Key insight: The LLM API cost (Layer 2) gets all the attention, but infrastructure and overhead often account for 40–60% of total spend. A $1,000/month LLM bill typically comes with $600–1,500/month in supporting costs.
analytics
Cost-Per-Task: The Real Metric
Total tokens × price / success rate
Why Per-Task Matters
Monthly totals tell you what you spent. Cost-per-task tells you whether it was worth it. The formula: (total tokens × price) / successful completions. If your agent completes 80% of tasks successfully, the cost per successful task is 25% higher than the raw per-task cost. Failed tasks still consume tokens.
// Cost-per-task with success rate Raw cost per task: $5.00 Success rate: 80% Cost per SUCCESS: $6.25 Failed task waste: $1.25/success // Model choice impact on same task Claude Opus: $5.00/task, 92% success = $5.43 GPT-4o mini: $0.15/task, 71% success = $0.21 // Cheaper model wins even with lower success
Break-Even Analysis
Every AI task must generate more value than it costs. A customer support resolution that saves a $15/hour support agent 10 minutes is worth $2.50. If the AI resolution costs $0.15 (budget model), that’s a 16x return. If it costs $5.00 (premium model), you’re losing $2.50 per resolution. The math changes everything.
Key insight: The cheapest model that meets your quality threshold always wins on cost-per-successful-task. A 92% success rate on a $5 model costs more per success than a 71% success rate on a $0.15 model.
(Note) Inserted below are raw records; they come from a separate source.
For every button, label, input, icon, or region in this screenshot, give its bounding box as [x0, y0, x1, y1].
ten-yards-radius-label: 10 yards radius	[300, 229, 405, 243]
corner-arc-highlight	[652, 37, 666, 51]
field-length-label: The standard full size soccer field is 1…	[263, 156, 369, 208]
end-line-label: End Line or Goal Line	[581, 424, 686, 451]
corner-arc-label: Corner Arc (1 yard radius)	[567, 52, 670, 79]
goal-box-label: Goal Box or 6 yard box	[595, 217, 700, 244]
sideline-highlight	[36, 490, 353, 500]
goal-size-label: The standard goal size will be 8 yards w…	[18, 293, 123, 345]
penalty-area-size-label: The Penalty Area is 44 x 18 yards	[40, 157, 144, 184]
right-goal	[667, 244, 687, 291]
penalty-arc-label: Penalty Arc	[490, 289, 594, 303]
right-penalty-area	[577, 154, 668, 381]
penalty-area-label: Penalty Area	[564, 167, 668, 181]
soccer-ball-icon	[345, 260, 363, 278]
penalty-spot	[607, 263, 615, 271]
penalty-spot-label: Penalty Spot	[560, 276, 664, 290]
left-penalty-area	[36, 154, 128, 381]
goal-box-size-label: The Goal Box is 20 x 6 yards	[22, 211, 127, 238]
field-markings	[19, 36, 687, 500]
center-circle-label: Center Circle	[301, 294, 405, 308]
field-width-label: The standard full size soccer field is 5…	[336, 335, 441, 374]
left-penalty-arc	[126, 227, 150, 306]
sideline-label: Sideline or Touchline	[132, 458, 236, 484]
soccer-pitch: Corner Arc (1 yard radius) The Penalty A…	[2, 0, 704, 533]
Run the numbers before choosing.
lightbulb
The Monthly Bill Framework
How to estimate before you deploy
The Estimation Checklist
1. Calculate tokens per task (input + output + thinking). 2. Multiply by daily volume × 30. 3. Apply the full cost formula from Chapter 3 (including thinking tokens and surcharges). 4. Add infrastructure costs (40–60% of LLM cost). 5. Multiply total by 2–3x for safety margin. 6. Calculate cost-per-successful-task and compare to value generated.
Key insight: The teams that succeed with AI economics are the ones that treat cost estimation like engineering, not guessing. Prototype with real data, measure actual token consumption, and build in safety margins before committing to production volumes.
What’s Next
We’ve covered the complete token economics story: what tokens are (Ch 1), how they’re priced (Ch 2), the hidden multipliers (Ch 3), and what real bills look like (Ch 4). Chapter 5 shifts to the GPU and infrastructure layer — the real estate analogy of renting vs buying vs building.
Chapter Summary
Customer support: $43–900/month depending on model. Code assistant: $20/dev/month with 37x ROI. RAG: $36–774/month. Agent fleet: $3,800–5,700/month. The three-layer cost stack (infra + API + overhead) means LLM cost is only 40–60% of total. Cost-per-successful-task is the metric that matters. Always multiply estimates by 2–3x.